Now I’m not saying that we cannot come out of our traumas as stronger, more resilient human beings – we obviously were built as resilient fucking miracles, so obviously, trauma in no way makes us damaged goods, however, I’m also saying that no one would ever chose that – even at a soul level.
And, more importantly that it is never ok to abuse a child.
Ever.
Do not get that confused with soul growth.
Part of understanding The Wheel of Fortune is understanding that in this world and in this life, a lot of experiences happen – and a lot of those experiences are not in control. The part of the deal we did agree upon was coming to this crazy place where that kind of shit is possible – that is a decision we are responsible for at a soul level.
I think for me this is a really important differentiation and understanding what is our part and what is our responsibility.
Because here’s another fact: our destiny is in our own hands.
Yes, our souls have made certain decisions (all be it, not knowing the whole story of what it’s like in Earth School) about having certain experiences – this is what I refer to as “fate” or “destiny”.

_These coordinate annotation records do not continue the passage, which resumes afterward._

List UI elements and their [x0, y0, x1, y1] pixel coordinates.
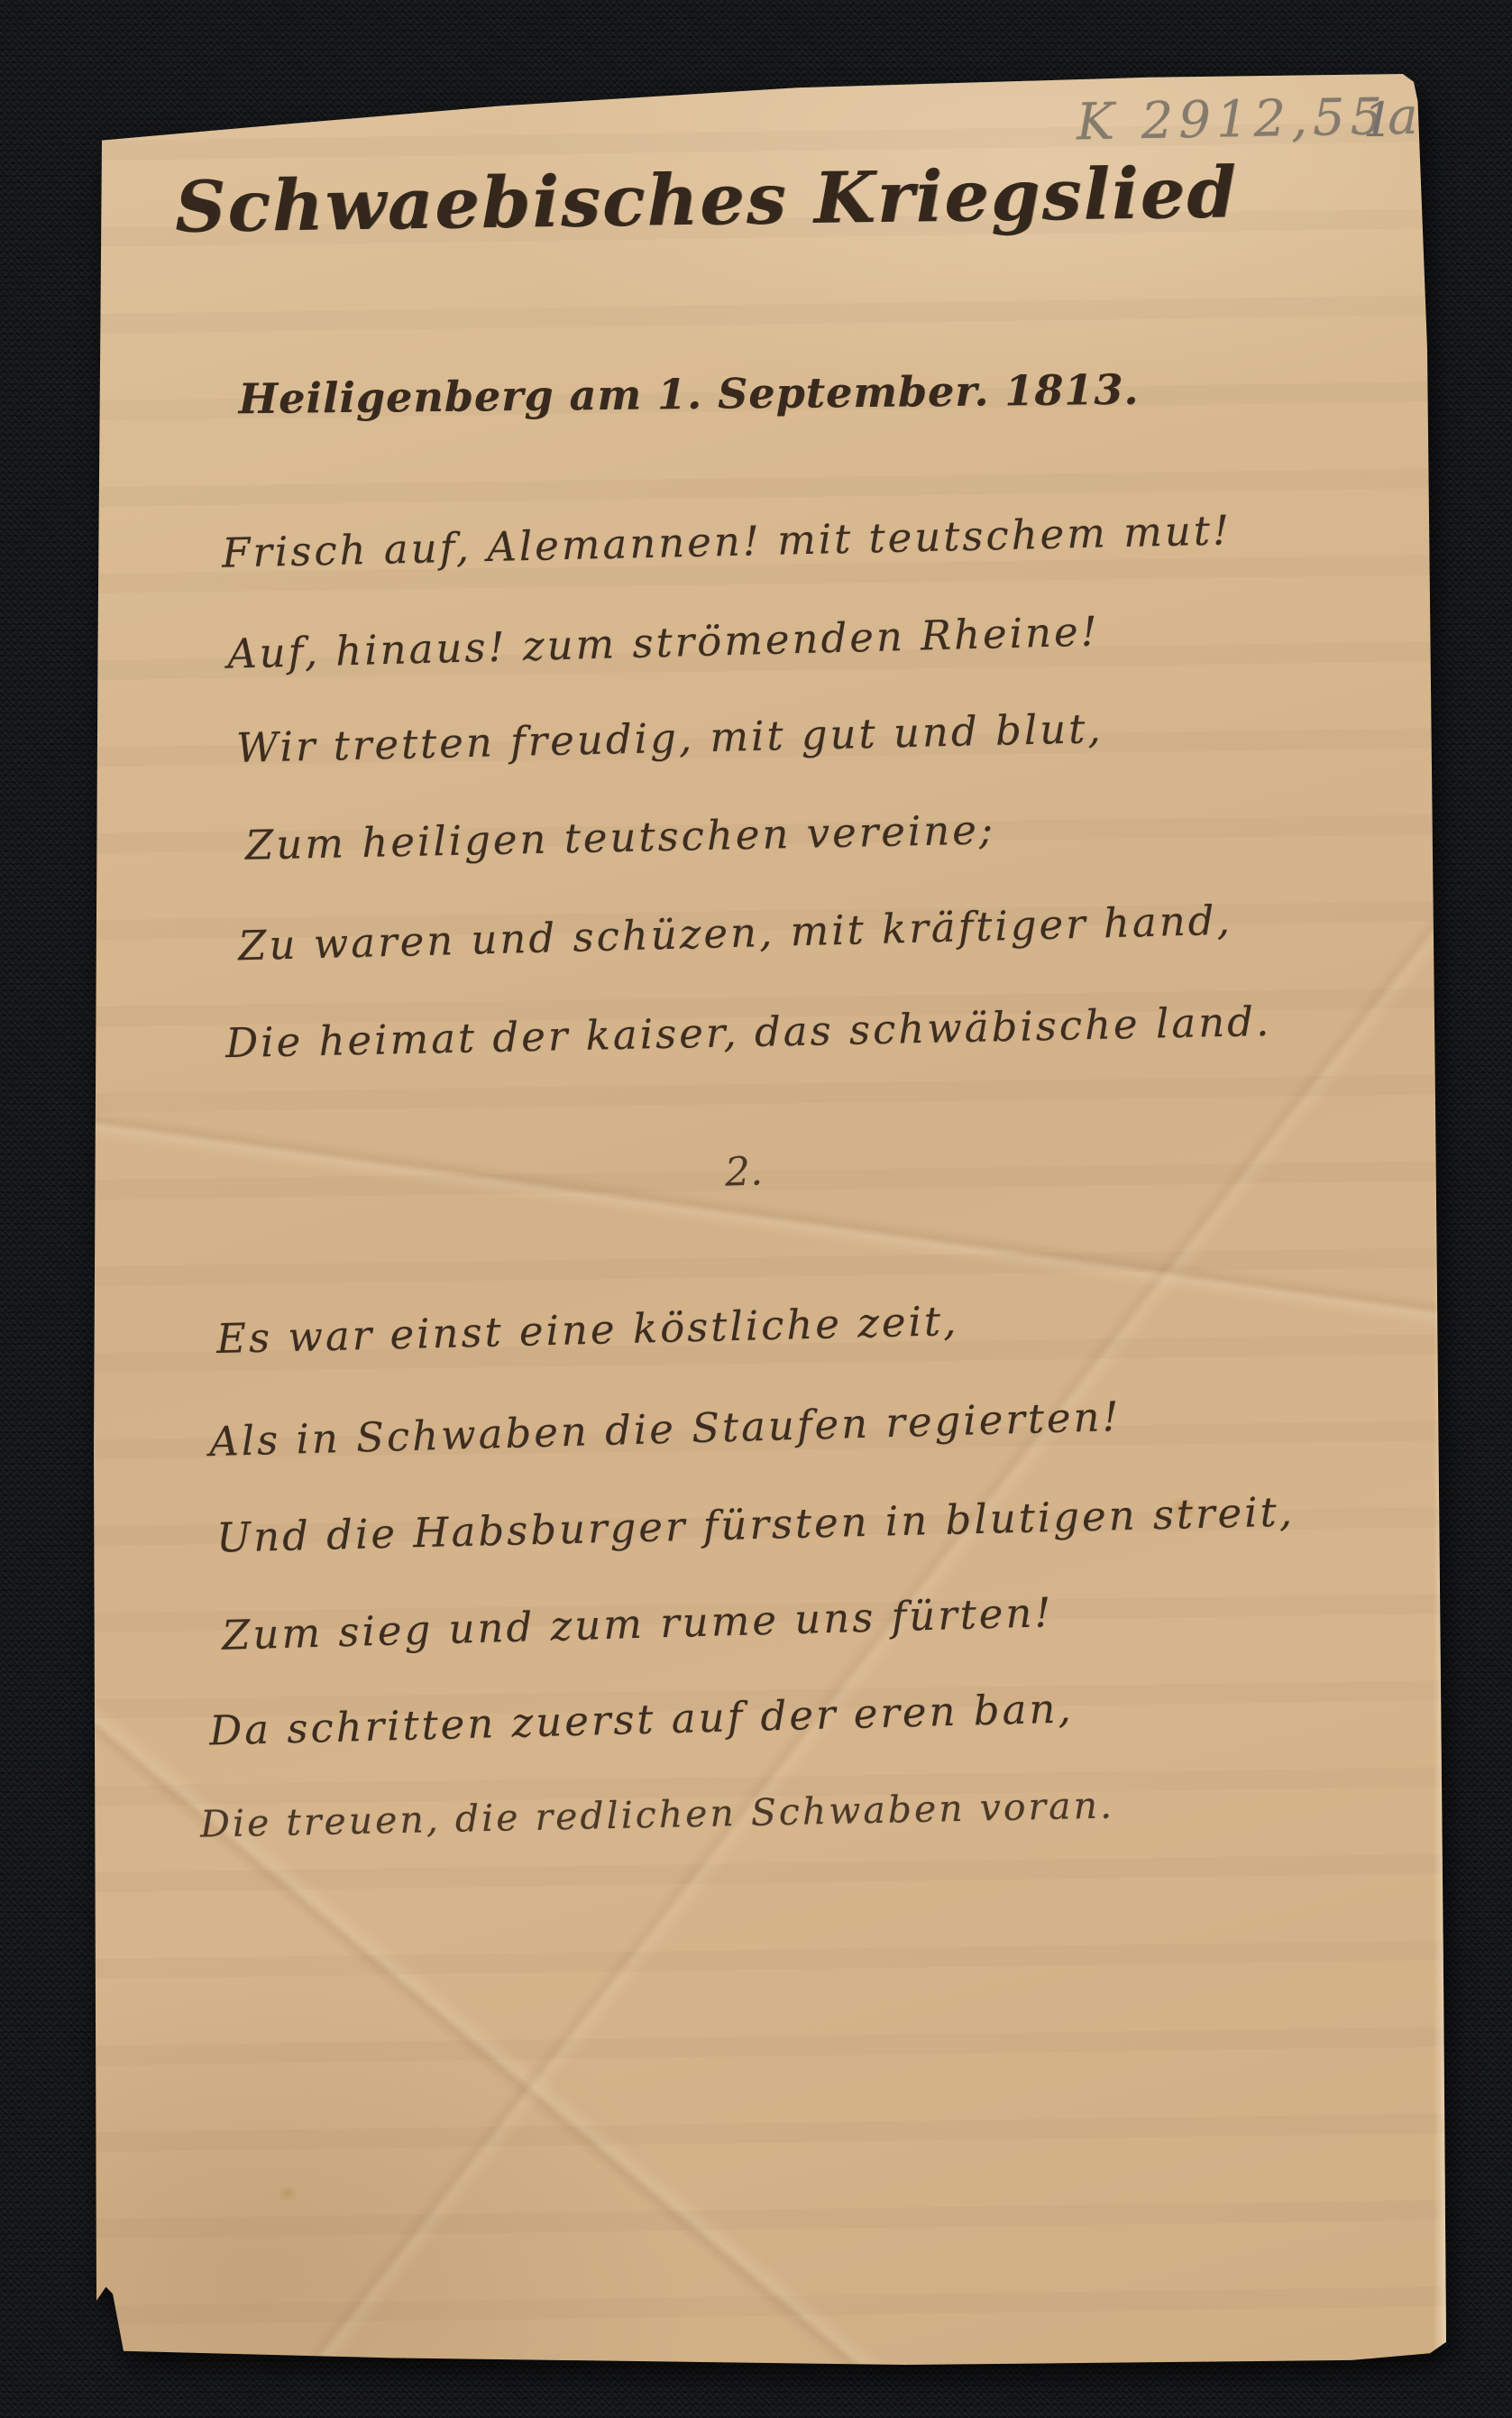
manuscript-page: K 2912,55a 1 Schwaebisches Kriegslied He… [94, 74, 1446, 2365]
paper-sheet: K 2912,55a 1 Schwaebisches Kriegslied He… [94, 74, 1446, 2365]
stanza-2-number: 2. [724, 1148, 764, 1195]
verse-line: Die treuen, die redlichen Schwaben voran… [200, 1783, 1115, 1845]
verse-line: Zu waren und schüzen, mit kräftiger hand… [237, 896, 1233, 970]
verse-line: Zum heiligen teutschen vereine; [245, 805, 996, 869]
verse-line: Zum sieg und zum rume uns fürten! [221, 1588, 1054, 1660]
page-number: 1 [1363, 94, 1398, 148]
verse-line: Die heimat der kaiser, das schwäbische l… [225, 998, 1272, 1067]
document-title: Schwaebisches Kriegslied [174, 152, 1185, 249]
verse-line: Auf, hinaus! zum strömenden Rheine! [226, 607, 1100, 677]
verse-line: Und die Habsburger fürsten in blutigen s… [216, 1487, 1296, 1561]
photo-stage: K 2912,55a 1 Schwaebisches Kriegslied He… [0, 0, 1512, 2418]
verse-line: Als in Schwaben die Staufen regierten! [208, 1393, 1122, 1466]
verse-line: Frisch auf, Alemannen! mit teutschem mut… [222, 506, 1233, 576]
document-dateline: Heiligenberg am 1. September. 1813. [202, 364, 1177, 423]
verse-line: Da schritten zuerst auf der eren ban, [208, 1684, 1074, 1754]
verse-line: Wir tretten freudig, mit gut und blut, [236, 704, 1104, 772]
verse-line: Es war einst eine köstliche zeit, [215, 1297, 958, 1363]
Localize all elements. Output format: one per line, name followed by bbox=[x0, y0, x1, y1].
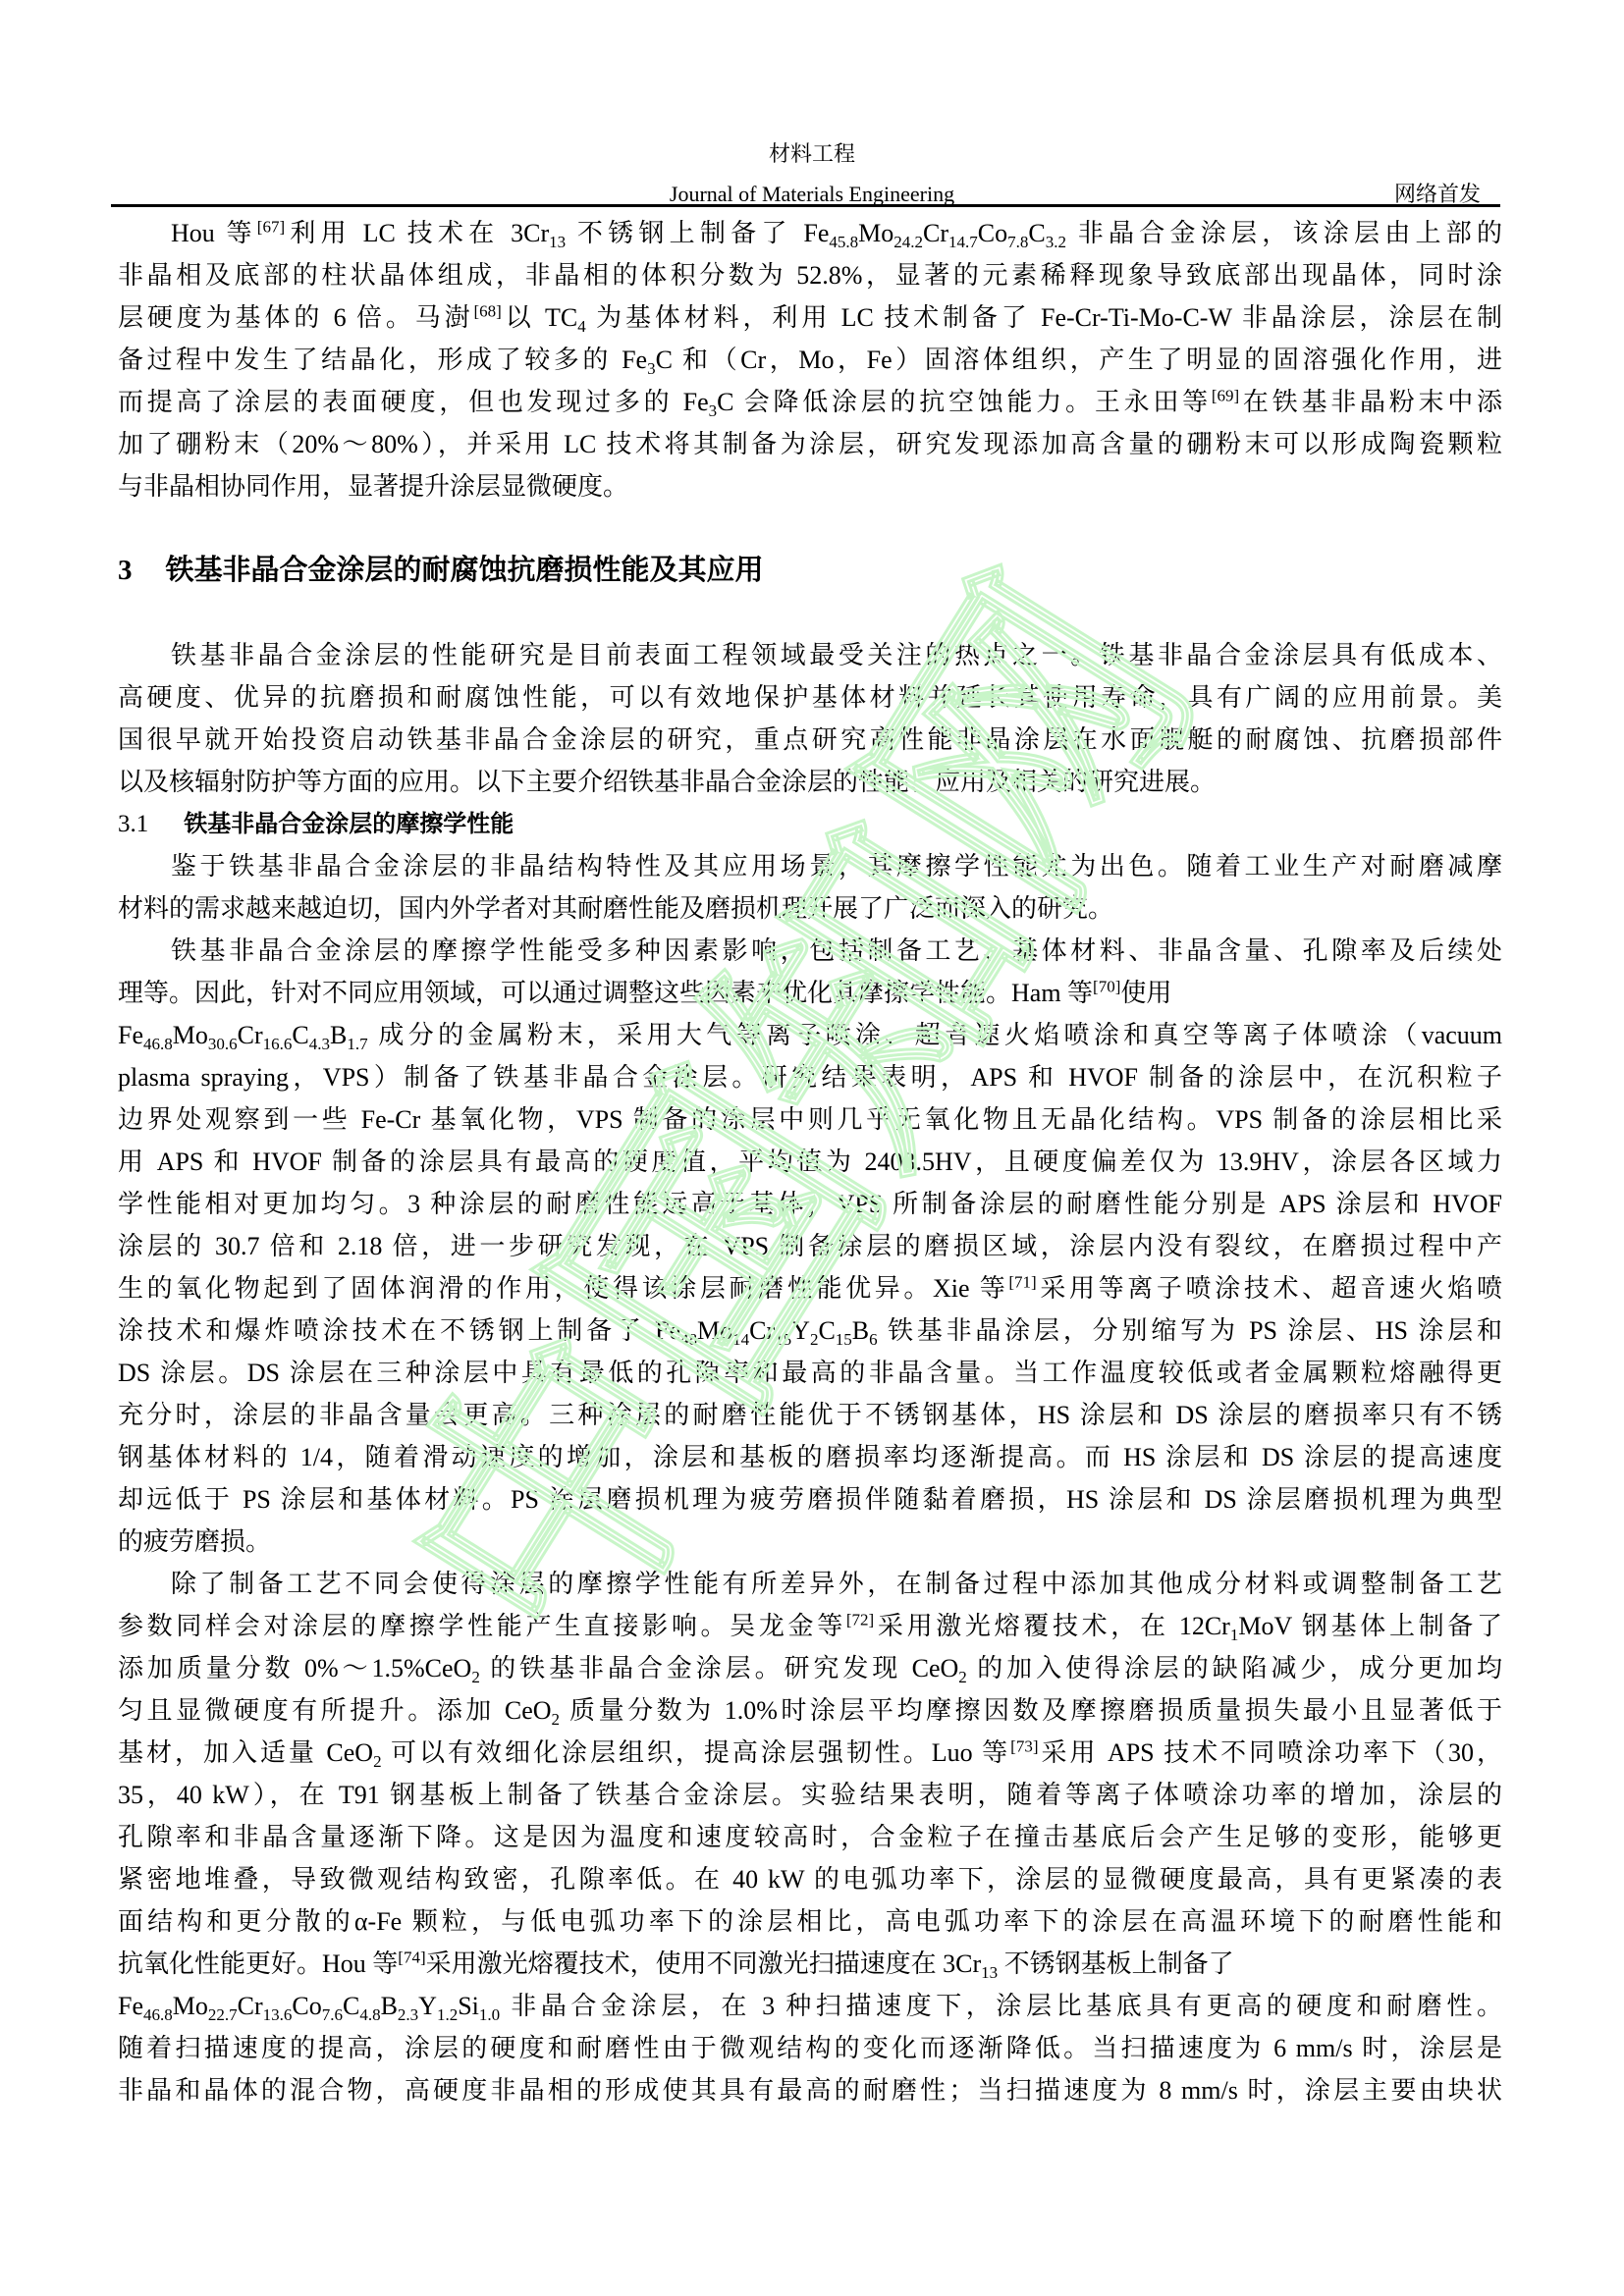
text-line: 孔隙率和非晶含量逐渐下降。这是因为温度和速度较高时，合金粒子在撞击基底后会产生足… bbox=[118, 1816, 1502, 1858]
text-line: 高硬度、优异的抗磨损和耐腐蚀性能，可以有效地保护基体材料并延长其使用寿命，具有广… bbox=[118, 676, 1502, 719]
text-line: 非晶相及底部的柱状晶体组成，非晶相的体积分数为 52.8%，显著的元素稀释现象导… bbox=[118, 254, 1502, 296]
text-line: 学性能相对更加均匀。3 种涂层的耐磨性能远高于基体，VPS 所制备涂层的耐磨性能… bbox=[118, 1183, 1502, 1225]
text-line: 生的氧化物起到了固体润滑的作用，使得该涂层耐磨性能优异。Xie 等[71]采用等… bbox=[118, 1267, 1502, 1309]
text-line: 理等。因此，针对不同应用领域，可以通过调整这些因素来优化其摩擦学性能。Ham 等… bbox=[118, 972, 1502, 1014]
text-line: 边界处观察到一些 Fe-Cr 基氧化物，VPS 制备的涂层中则几乎无氧化物且无晶… bbox=[118, 1098, 1502, 1141]
subsection-heading-3-1: 3.1铁基非晶合金涂层的摩擦学性能 bbox=[118, 803, 514, 845]
text-line: 面结构和更分散的α-Fe 颗粒，与低电弧功率下的涂层相比，高电弧功率下的涂层在高… bbox=[118, 1900, 1502, 1943]
text-line: 铁基非晶合金涂层的性能研究是目前表面工程领域最受关注的热点之一。铁基非晶合金涂层… bbox=[118, 634, 1502, 676]
text-line: 而提高了涂层的表面硬度，但也发现过多的 Fe3C 会降低涂层的抗空蚀能力。王永田… bbox=[118, 381, 1502, 423]
text-line: 用 APS 和 HVOF 制备的涂层具有最高的硬度值，平均值为 2403.5HV… bbox=[118, 1141, 1502, 1183]
text-line: 备过程中发生了结晶化，形成了较多的 Fe3C 和（Cr，Mo，Fe）固溶体组织，… bbox=[118, 339, 1502, 381]
text-line: 的疲劳磨损。 bbox=[118, 1521, 1502, 1563]
text-line: Fe46.8Mo22.7Cr13.6Co7.6C4.8B2.3Y1.2Si1.0… bbox=[118, 1985, 1502, 2027]
text-line: 匀且显微硬度有所提升。添加 CeO2 质量分数为 1.0%时涂层平均摩擦因数及摩… bbox=[118, 1689, 1502, 1732]
text-line: 国很早就开始投资启动铁基非晶合金涂层的研究，重点研究高性能非晶涂层在水面舰艇的耐… bbox=[118, 719, 1502, 761]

It is not some predetermined “plan” set out by some mystery being in the sky.
It is your own soul – YOU, it’s YOU – making some decisions, then embodying these choices through a myriad of experiences and adventures on Earth.
That’s why there’s no “right” or “wrong” way to live our lives. It’s all about the experience.
The true lesson in The Wheel of Fortune is seeing where our choice points are – these are the places where we have agency. These are the places we need to take responsibility for ourselves.
For example, my spread this morning, the 10 of Swords reversed paired with The Wheel (also a 10 card in the major arcana), signified the ending of cycles. My choice is to be able to see the endings that are here and I can either fully ride the ride of ending or cling onto the shit that is trying to move through me.
Either way, my ride, my choice.
Clearly for me, surrendering and being an active participant in the endings will leave me feeling empowered. It will give me the opportunity to take responsibility in my part in the whole. If I cling (which is a totally valid response as well), I won’t actually stop what’s out of my control from happening, and I will feel victimized because somehow I believed I had the power to stop it. It will feel like a failure, rather than empowerment.